Expectations and Perception

January 2nd, 2014 by

In 2013, these words have taken on new meanings and taught me a deeper understanding of myself, life and people in general.

“Exceeding expectations”:

For so long I was focused on helping others meet and exceed goals/expectations.  Students, my children, friends, etc.  I was their cheerleader in many ways.  Many times it meant sacrificing my own time, resources, money, etc.  But, this past year, I became my own cheerleader, in addition to still holding my roles as mom, wife, teacher, daughter, friend, etc.  I allowed myself to focus more on me and I saw great results, gradually.  I became the one exceeding expectations.  And then, as I met small goal after small goal, my own expectations changed.  Many tell me I have high expectations for my students, my own children and family/friends (and I do) and most times people rise to them.  Sadly, when they don’t, it’s a real personal disappointment because I put that expectation out there.    So, I cautiously entered into my life change with minimal expectations and gradually increased them as I met them.  I was surrounded by support from friends, coworkers, neighbors, family, and GFW family.  What did I learn?  I learned that having high expectations is okay, but sometimes you have to break it down into smaller chunks and master it bit by bit.  Now, I need to apply this idea, one that you can exceed expectations, but it won’t happen over night and you will fall short from time to time, into other aspects of my life in teaching, child-rearing and maintenance of weight loss.  (come on…just 3 more pounds until I hit that 100 lb goal).

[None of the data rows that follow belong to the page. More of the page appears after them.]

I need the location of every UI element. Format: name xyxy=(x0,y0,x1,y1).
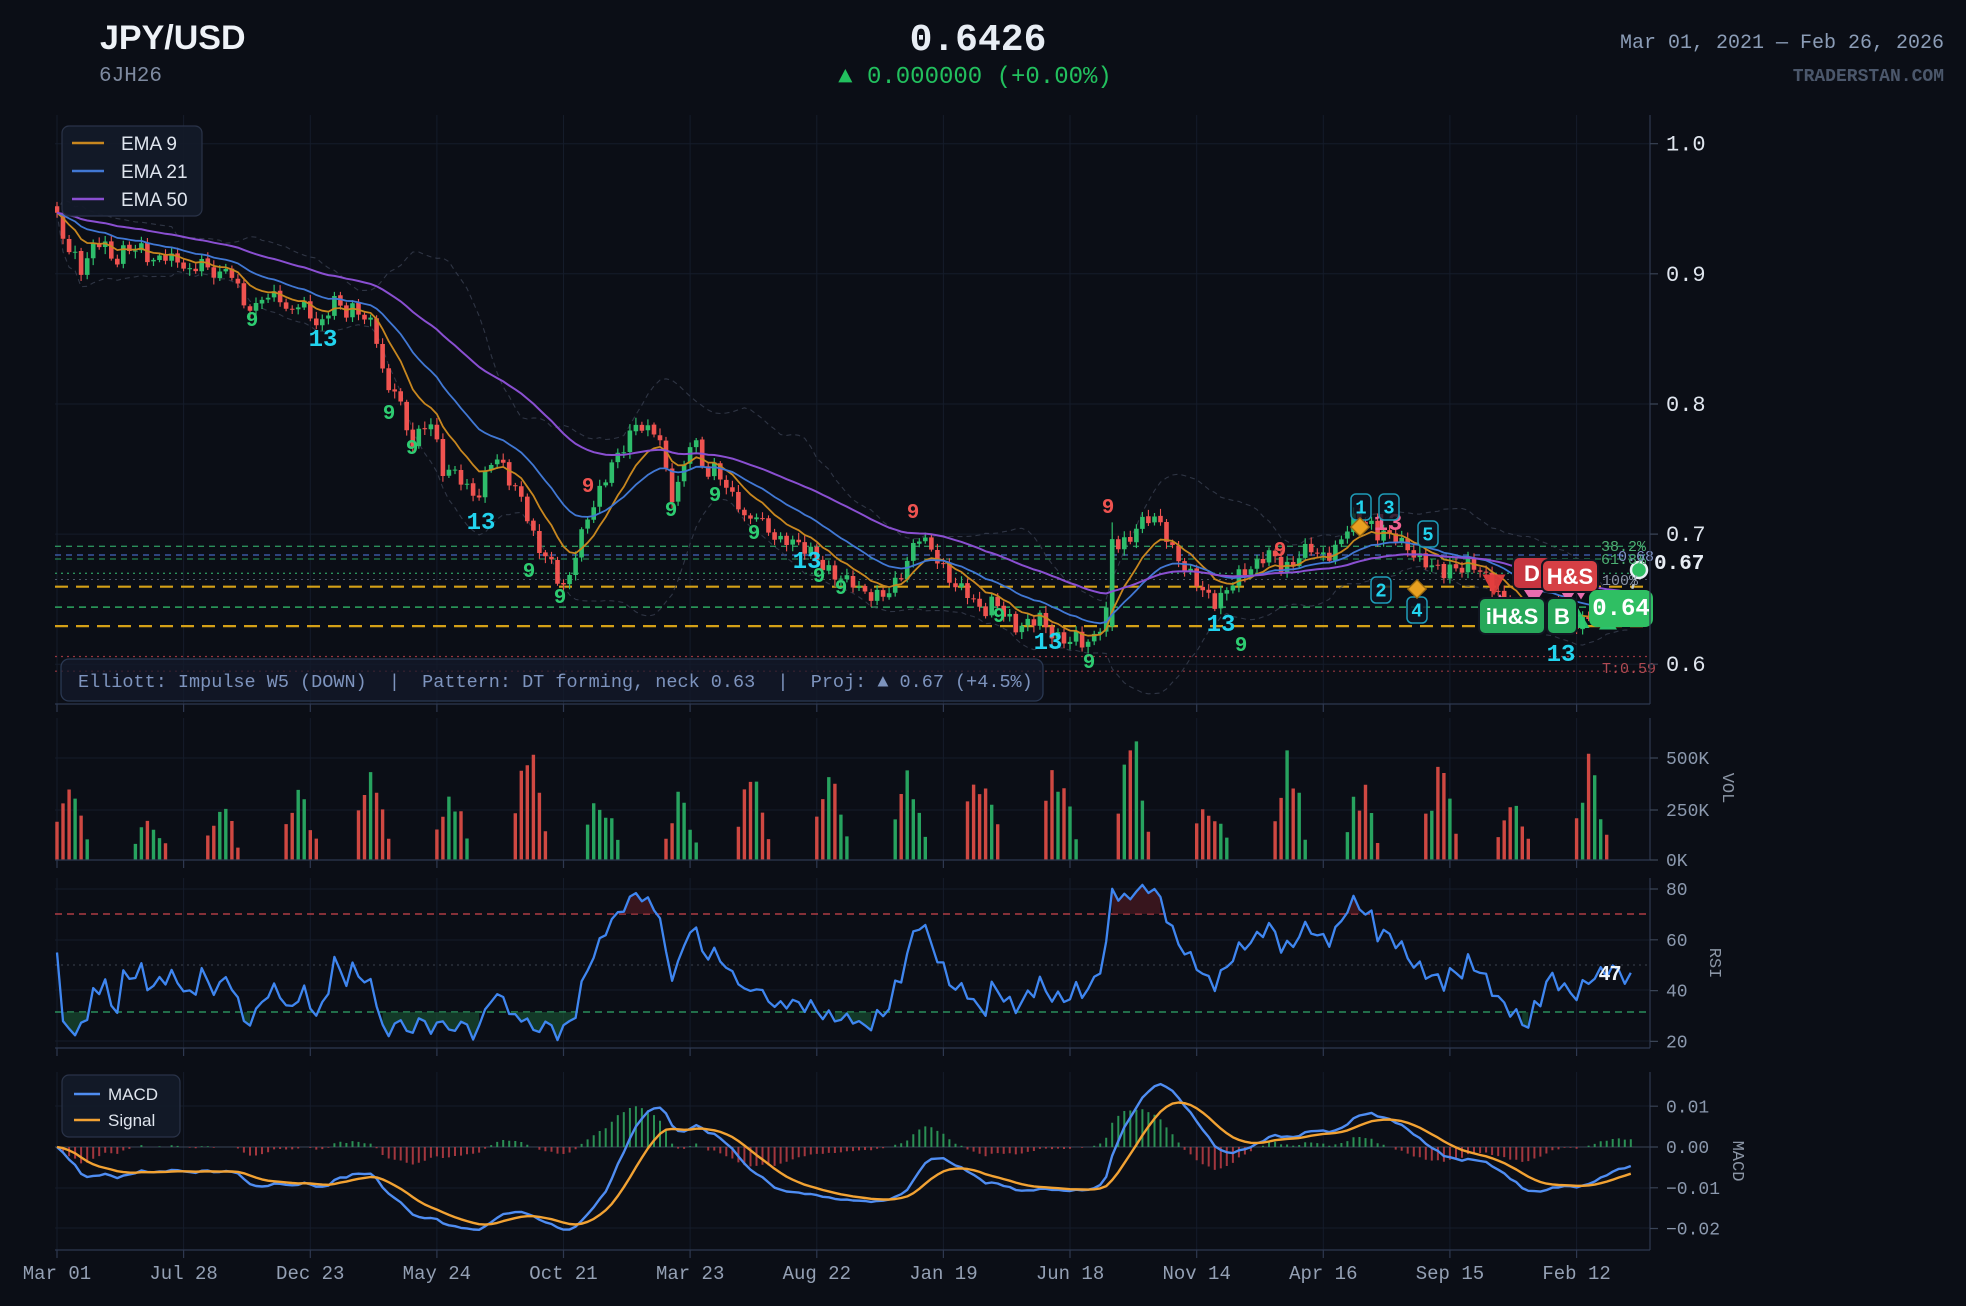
svg-text:100%: 100% xyxy=(1602,573,1639,590)
svg-text:9: 9 xyxy=(1102,497,1115,520)
svg-text:9: 9 xyxy=(665,500,678,523)
svg-text:0.9: 0.9 xyxy=(1666,263,1706,288)
svg-text:Mar 01, 2021 — Feb 26, 2026: Mar 01, 2021 — Feb 26, 2026 xyxy=(1620,32,1944,55)
svg-text:9: 9 xyxy=(246,310,259,333)
svg-text:−0.02: −0.02 xyxy=(1666,1221,1720,1241)
svg-text:MACD: MACD xyxy=(108,1085,158,1104)
svg-text:0.64: 0.64 xyxy=(1592,596,1650,623)
svg-text:0.68: 0.68 xyxy=(1618,549,1654,566)
svg-text:Dec 23: Dec 23 xyxy=(276,1263,344,1285)
svg-text:9: 9 xyxy=(813,566,826,589)
svg-text:3: 3 xyxy=(1383,498,1394,520)
svg-text:1.0: 1.0 xyxy=(1666,133,1706,158)
svg-text:13: 13 xyxy=(793,549,822,576)
svg-text:5: 5 xyxy=(1422,525,1433,547)
svg-text:EMA 9: EMA 9 xyxy=(121,134,177,155)
svg-text:VOL: VOL xyxy=(1717,773,1736,804)
svg-text:60: 60 xyxy=(1666,932,1688,952)
svg-text:38.2%: 38.2% xyxy=(1601,539,1647,556)
svg-text:9: 9 xyxy=(582,476,595,499)
svg-text:Jun 18: Jun 18 xyxy=(1036,1263,1104,1285)
svg-text:9: 9 xyxy=(748,523,761,546)
svg-text:Nov 14: Nov 14 xyxy=(1162,1263,1230,1285)
svg-text:Sep 15: Sep 15 xyxy=(1416,1263,1484,1285)
svg-text:9: 9 xyxy=(709,485,722,508)
svg-text:0.01: 0.01 xyxy=(1666,1098,1709,1118)
svg-text:Jan 19: Jan 19 xyxy=(909,1263,977,1285)
svg-text:MACD: MACD xyxy=(1727,1141,1746,1182)
svg-text:Mar 01: Mar 01 xyxy=(23,1263,91,1285)
svg-text:9: 9 xyxy=(907,502,920,525)
svg-text:61.8%: 61.8% xyxy=(1601,552,1647,569)
svg-text:9: 9 xyxy=(1083,652,1096,675)
svg-text:9: 9 xyxy=(406,438,419,461)
svg-text:Oct 21: Oct 21 xyxy=(529,1263,597,1285)
svg-text:0K: 0K xyxy=(1666,852,1688,872)
svg-text:47: 47 xyxy=(1599,963,1621,985)
svg-text:▲ 0.000000 (+0.00%): ▲ 0.000000 (+0.00%) xyxy=(838,64,1112,91)
svg-text:9: 9 xyxy=(1274,540,1287,563)
svg-text:13: 13 xyxy=(1207,612,1236,639)
svg-text:Jul 28: Jul 28 xyxy=(149,1263,217,1285)
svg-text:Mar 23: Mar 23 xyxy=(656,1263,724,1285)
svg-text:H&S: H&S xyxy=(1547,564,1593,589)
svg-text:9: 9 xyxy=(835,578,848,601)
svg-text:9: 9 xyxy=(523,561,536,584)
svg-text:13: 13 xyxy=(467,510,496,537)
svg-text:Elliott: Impulse W5 (DOWN) |: Elliott: Impulse W5 (DOWN) | Pattern: DT… xyxy=(78,672,1033,693)
svg-text:EMA 50: EMA 50 xyxy=(121,190,188,211)
svg-text:4: 4 xyxy=(1411,601,1422,623)
svg-text:JPY/USD: JPY/USD xyxy=(100,19,246,57)
svg-text:Feb 12: Feb 12 xyxy=(1542,1263,1610,1285)
svg-text:1: 1 xyxy=(1355,498,1366,520)
svg-text:RSI: RSI xyxy=(1704,948,1723,979)
svg-text:500K: 500K xyxy=(1666,750,1709,770)
svg-text:B: B xyxy=(1554,604,1570,629)
svg-text:0.67: 0.67 xyxy=(1654,553,1704,576)
svg-text:iH&S: iH&S xyxy=(1486,604,1539,629)
svg-text:D: D xyxy=(1524,561,1540,586)
svg-text:EMA 21: EMA 21 xyxy=(121,162,188,183)
svg-text:Aug 22: Aug 22 xyxy=(783,1263,851,1285)
svg-text:T:0.59: T:0.59 xyxy=(1602,661,1656,678)
svg-text:9: 9 xyxy=(383,403,396,426)
svg-text:TRADERSTAN.COM: TRADERSTAN.COM xyxy=(1793,67,1944,87)
svg-text:80: 80 xyxy=(1666,881,1688,901)
svg-text:0.6: 0.6 xyxy=(1666,653,1706,678)
svg-text:0.6426: 0.6426 xyxy=(910,19,1047,62)
svg-text:13: 13 xyxy=(1547,642,1576,669)
svg-text:0.7: 0.7 xyxy=(1666,523,1706,548)
svg-text:250K: 250K xyxy=(1666,802,1709,822)
svg-text:13: 13 xyxy=(1034,630,1063,657)
svg-text:0.8: 0.8 xyxy=(1666,393,1706,418)
svg-text:6JH26: 6JH26 xyxy=(99,65,162,88)
svg-text:9: 9 xyxy=(554,587,567,610)
svg-text:2: 2 xyxy=(1375,581,1386,603)
svg-text:−0.01: −0.01 xyxy=(1666,1180,1720,1200)
svg-text:May 24: May 24 xyxy=(403,1263,471,1285)
svg-text:Signal: Signal xyxy=(108,1111,155,1130)
svg-text:9: 9 xyxy=(993,606,1006,629)
svg-text:20: 20 xyxy=(1666,1033,1688,1053)
svg-text:40: 40 xyxy=(1666,983,1688,1003)
svg-text:9: 9 xyxy=(1235,635,1248,658)
svg-text:13: 13 xyxy=(309,327,338,354)
svg-text:Apr 16: Apr 16 xyxy=(1289,1263,1357,1285)
svg-text:0.00: 0.00 xyxy=(1666,1139,1709,1159)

“Your perception is your reality”:

This word, perception, came up a lot for me in 2013.  I had never really considered it in context of how others perceive me, but more so in me gaining a deeper grasp on just how big our world is and how to change my own perception of where I am in this world.  For example, sometimes I get really jealous of those who have bigger, newer homes than I do.  Sadly, in my head, I do the “whoa is me” song and actually think things like, “You hold a Master’s degree but you have a small home, no garage, no dishwasher, you can’t go buy what you want when you want it.”  How sad it that?  Then, I went to Costa Rica on a missions trip and got just what I asked for, a real dose of a new perspective.  Descriptive writing is failing me right now, but suffice it to say that my experience humbled me and brought me to my knees spiritually, mentally, physically and emotionally.  I quickly gained  a new perspective of just how fortunate I am even if I don’t have granite counter tops, a master bathroom or the ability to take lengthy, lavish vacations outside of Michigan.  And then, after coming home I was striken with a sense of just how I could change my reality by changing my perception.  Also, by changing my circumstances.

Still, I haven’t fully come to terms with this word as perception relates to me and how others may see me.  I am always working personify a positive, friendly, yet  no-nonsense and serious atmosphere in my classroom and who am I kidding, in my home too.  But, I’m learning, slowly, that no matter how many steps I take to achieve this, it still boils down to that person’s perception, because after all, perception is reality.  So, I can’t control others’ perception, but I can control my own.  I can just keep plugging along and doing my best.  I dig into my Costa Rica experience a lot when I feel that “whoa is me” attitude coming on.

So, as 2014 rolls in, I choose to continue to exceed expectations and choose to have a positive perception as much as I can.  Hopefully my family and friends help to hold me to this as they already have.